Quick Answer
Human-in-the-loop systems route uncertain or high-risk outputs to people. The goal is to reduce critical errors while creating feedback for improvement.
TL;DR
- Define escalation thresholds by risk.
- Route low-confidence cases to experts.
- Feed corrections back into evaluation data.
FAQ
When should I escalate to a human?
Escalate when confidence is low or the potential impact is high, such as compliance or safety scenarios.
How do I set thresholds?
Start with conservative thresholds, then tune using false negative and false positive rates on a labeled set.
How do I use human feedback?
Convert corrections into labeled examples and update the rubric and golden sets.
The Philosophy of Escalation
In high-stakes environments (Finance, Healthcare), 99% accuracy isn't good enough. You can't just ship an autonomous agent and hope for the best.
The solution is not "better models", but better workflows. We design systems that know their own limits and escalate to a human expert when unsure.
The Escalation Logic
This flowchart defines how an Agent determines if it should act or ask.

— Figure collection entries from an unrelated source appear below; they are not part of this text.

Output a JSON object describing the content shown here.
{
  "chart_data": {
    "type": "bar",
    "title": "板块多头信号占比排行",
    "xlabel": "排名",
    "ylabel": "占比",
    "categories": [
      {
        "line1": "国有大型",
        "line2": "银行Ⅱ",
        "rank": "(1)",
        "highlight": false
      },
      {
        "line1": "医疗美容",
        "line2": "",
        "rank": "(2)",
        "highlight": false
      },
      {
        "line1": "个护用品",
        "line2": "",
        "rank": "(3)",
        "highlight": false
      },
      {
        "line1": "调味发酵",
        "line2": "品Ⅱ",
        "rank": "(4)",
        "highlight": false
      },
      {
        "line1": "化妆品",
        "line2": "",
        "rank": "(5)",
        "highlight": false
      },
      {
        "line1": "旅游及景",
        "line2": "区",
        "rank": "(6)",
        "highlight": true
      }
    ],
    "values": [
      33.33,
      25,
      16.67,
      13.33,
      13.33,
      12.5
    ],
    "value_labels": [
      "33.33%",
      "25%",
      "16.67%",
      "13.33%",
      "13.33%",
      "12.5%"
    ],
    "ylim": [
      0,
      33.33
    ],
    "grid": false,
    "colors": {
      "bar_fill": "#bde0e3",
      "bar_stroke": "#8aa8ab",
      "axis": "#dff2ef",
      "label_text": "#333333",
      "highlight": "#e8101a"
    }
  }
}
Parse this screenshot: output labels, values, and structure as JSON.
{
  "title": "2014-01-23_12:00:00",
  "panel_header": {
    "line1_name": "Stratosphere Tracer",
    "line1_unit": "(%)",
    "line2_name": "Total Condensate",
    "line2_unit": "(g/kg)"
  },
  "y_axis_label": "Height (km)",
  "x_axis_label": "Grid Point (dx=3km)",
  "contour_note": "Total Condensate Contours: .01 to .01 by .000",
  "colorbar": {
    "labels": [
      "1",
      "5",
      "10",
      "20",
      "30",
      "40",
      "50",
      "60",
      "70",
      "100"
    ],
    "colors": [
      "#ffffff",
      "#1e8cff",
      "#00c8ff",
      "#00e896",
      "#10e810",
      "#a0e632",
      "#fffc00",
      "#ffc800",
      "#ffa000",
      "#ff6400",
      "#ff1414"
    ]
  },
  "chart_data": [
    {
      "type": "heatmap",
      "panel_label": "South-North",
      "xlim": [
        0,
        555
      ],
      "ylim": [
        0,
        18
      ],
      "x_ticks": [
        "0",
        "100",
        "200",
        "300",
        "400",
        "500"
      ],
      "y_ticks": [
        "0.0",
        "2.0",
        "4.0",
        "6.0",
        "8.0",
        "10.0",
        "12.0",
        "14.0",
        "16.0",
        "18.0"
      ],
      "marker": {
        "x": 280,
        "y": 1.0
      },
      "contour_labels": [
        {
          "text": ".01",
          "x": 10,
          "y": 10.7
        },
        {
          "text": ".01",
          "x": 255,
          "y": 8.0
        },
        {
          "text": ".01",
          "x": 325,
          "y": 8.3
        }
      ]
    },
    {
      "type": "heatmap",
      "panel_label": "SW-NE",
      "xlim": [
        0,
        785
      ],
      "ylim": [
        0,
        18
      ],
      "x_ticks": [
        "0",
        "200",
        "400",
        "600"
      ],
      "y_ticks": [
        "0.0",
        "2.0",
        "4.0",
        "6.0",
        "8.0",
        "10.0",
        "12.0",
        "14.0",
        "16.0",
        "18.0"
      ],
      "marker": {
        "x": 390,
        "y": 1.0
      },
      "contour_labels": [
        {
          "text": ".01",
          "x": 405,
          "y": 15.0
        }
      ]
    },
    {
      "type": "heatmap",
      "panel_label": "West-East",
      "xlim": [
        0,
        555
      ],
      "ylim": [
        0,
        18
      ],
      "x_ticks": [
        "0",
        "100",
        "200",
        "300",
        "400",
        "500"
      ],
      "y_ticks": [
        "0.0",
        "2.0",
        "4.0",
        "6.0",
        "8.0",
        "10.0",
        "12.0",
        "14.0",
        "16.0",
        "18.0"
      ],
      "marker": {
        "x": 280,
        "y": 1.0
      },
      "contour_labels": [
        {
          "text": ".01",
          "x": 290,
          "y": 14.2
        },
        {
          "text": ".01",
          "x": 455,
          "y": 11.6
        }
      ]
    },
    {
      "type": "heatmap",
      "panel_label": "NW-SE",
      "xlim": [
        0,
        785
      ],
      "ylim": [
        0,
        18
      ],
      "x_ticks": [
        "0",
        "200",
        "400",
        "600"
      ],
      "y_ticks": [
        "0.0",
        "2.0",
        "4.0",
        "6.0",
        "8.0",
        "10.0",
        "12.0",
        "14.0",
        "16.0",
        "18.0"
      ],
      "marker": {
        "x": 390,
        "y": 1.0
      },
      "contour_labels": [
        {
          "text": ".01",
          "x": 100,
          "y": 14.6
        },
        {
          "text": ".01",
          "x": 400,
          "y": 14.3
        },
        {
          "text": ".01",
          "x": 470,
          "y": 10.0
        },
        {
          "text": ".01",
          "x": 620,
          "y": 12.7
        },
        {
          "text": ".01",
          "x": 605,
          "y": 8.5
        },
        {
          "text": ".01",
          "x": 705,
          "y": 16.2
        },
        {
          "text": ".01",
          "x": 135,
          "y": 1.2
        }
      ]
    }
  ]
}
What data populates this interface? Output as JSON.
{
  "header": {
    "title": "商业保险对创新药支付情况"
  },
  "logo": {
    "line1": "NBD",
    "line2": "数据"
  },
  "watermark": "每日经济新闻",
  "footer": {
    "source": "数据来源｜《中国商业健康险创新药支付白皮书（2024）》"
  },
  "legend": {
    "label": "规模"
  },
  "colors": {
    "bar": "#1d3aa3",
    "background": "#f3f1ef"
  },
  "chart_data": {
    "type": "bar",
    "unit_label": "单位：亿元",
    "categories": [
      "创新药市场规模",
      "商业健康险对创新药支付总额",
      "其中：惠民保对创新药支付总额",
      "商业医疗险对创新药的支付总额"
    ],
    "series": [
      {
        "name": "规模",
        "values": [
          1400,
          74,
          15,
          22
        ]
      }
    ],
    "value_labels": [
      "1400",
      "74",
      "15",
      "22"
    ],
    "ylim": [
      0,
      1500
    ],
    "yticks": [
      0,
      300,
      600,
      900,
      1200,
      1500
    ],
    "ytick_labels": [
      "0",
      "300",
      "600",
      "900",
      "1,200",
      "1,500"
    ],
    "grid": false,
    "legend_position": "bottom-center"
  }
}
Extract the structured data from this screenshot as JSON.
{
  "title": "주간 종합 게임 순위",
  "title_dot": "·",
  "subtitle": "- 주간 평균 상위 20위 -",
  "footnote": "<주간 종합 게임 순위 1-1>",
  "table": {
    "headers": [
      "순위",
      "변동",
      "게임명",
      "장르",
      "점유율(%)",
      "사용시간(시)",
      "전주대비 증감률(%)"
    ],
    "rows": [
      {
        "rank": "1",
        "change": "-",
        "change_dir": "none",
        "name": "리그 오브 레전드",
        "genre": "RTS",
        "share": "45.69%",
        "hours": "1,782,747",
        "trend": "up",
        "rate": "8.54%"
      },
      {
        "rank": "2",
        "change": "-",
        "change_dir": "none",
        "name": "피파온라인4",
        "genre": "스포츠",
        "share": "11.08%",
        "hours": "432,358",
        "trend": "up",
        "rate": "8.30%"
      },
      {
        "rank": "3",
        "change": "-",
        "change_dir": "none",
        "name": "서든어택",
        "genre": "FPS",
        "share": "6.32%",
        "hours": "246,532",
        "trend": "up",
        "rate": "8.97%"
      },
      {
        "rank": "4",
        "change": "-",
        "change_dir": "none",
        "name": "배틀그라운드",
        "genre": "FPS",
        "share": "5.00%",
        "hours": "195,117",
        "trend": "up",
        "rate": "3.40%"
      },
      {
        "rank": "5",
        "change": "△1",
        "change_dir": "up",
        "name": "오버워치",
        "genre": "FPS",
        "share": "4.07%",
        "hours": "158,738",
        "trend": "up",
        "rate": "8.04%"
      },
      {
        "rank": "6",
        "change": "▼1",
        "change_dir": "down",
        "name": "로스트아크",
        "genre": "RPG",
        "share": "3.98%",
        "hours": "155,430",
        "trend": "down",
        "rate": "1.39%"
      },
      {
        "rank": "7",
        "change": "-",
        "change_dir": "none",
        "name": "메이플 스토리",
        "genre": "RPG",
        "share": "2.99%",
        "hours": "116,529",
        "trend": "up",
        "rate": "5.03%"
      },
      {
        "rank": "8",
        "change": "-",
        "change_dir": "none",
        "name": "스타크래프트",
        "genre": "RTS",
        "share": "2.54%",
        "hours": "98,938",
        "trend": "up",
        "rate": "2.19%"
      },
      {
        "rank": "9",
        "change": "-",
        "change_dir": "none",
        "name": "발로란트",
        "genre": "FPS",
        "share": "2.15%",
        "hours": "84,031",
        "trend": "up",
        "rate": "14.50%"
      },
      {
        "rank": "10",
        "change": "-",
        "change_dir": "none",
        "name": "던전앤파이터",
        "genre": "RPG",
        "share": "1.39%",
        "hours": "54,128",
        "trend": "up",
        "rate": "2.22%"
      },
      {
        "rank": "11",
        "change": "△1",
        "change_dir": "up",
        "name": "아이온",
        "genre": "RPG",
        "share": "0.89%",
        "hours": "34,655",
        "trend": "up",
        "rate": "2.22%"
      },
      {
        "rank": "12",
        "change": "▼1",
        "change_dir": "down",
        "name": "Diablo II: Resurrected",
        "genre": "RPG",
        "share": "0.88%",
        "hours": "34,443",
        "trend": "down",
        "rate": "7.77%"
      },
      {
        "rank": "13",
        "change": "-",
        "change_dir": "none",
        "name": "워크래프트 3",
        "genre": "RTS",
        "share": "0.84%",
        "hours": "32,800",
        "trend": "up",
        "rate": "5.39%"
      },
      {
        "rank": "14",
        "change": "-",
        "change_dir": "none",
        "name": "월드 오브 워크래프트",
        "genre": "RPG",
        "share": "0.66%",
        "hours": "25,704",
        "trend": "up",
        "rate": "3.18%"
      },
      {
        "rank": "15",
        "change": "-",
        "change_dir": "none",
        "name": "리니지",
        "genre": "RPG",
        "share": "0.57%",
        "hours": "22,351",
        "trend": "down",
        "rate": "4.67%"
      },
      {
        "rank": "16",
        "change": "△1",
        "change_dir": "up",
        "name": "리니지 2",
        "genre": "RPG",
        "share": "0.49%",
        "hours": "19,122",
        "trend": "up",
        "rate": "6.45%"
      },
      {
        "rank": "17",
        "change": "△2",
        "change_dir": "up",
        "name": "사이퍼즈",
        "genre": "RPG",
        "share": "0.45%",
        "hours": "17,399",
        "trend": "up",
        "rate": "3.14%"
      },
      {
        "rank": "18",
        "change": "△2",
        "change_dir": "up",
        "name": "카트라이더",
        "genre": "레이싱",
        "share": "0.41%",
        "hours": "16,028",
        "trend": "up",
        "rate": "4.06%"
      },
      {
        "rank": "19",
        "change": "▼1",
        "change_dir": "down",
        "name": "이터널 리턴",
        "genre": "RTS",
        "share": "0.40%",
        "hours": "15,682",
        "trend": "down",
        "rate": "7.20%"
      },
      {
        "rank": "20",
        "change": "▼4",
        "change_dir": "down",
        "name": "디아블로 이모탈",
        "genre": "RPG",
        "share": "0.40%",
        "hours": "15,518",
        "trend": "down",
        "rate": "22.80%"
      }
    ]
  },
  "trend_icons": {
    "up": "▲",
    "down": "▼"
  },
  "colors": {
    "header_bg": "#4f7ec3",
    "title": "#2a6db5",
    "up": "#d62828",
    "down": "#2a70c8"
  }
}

Capturing Feedback Signals
Evaluating agents requires capturing data from production usage. We categorize feedback into two types:
Explicit Feedback
Direct user input on quality.
- Thumbs Up / Down buttons
- "Regenerate" clicks
- Rating (1-5 stars)
Pros: Clean data. Cons: Low engagement.
Implicit Feedback
Inferred from user behavior.
- User copies code block (Positive)
- User edits the AI draft (Negative - drift calculation)
- Session length (Short can mean success OR rage quit)
Pros: High volume. Cons: Noisy.
Agent-Specific Metrics
- Success Rate: Percent of sessions resolving the user intent without human takeover.
- Escalation Rate: How often does the agent give up? (Should trend down as model improves).
- Intervention Rate: How often does a human HAVE to step in to stop a bad action? (Critical Safety Metric).
Confidence Calibration
An agent is only useful if its "Confidence Score" reflects reality. If it says "I am 99% sure" but is wrong, your escalation logic breaks.
Use Expected Calibration Error (ECE) to measure this alignment.
def calculate_ece(probs, labels, bins=10):
# Group predictions by confidence bin (0.0-0.1, 0.1-0.2...)
# For each bin, calculate |avg_confidence - avg_accuracy|
# Weighted average is your ECE Score.
# Lower is better.
pass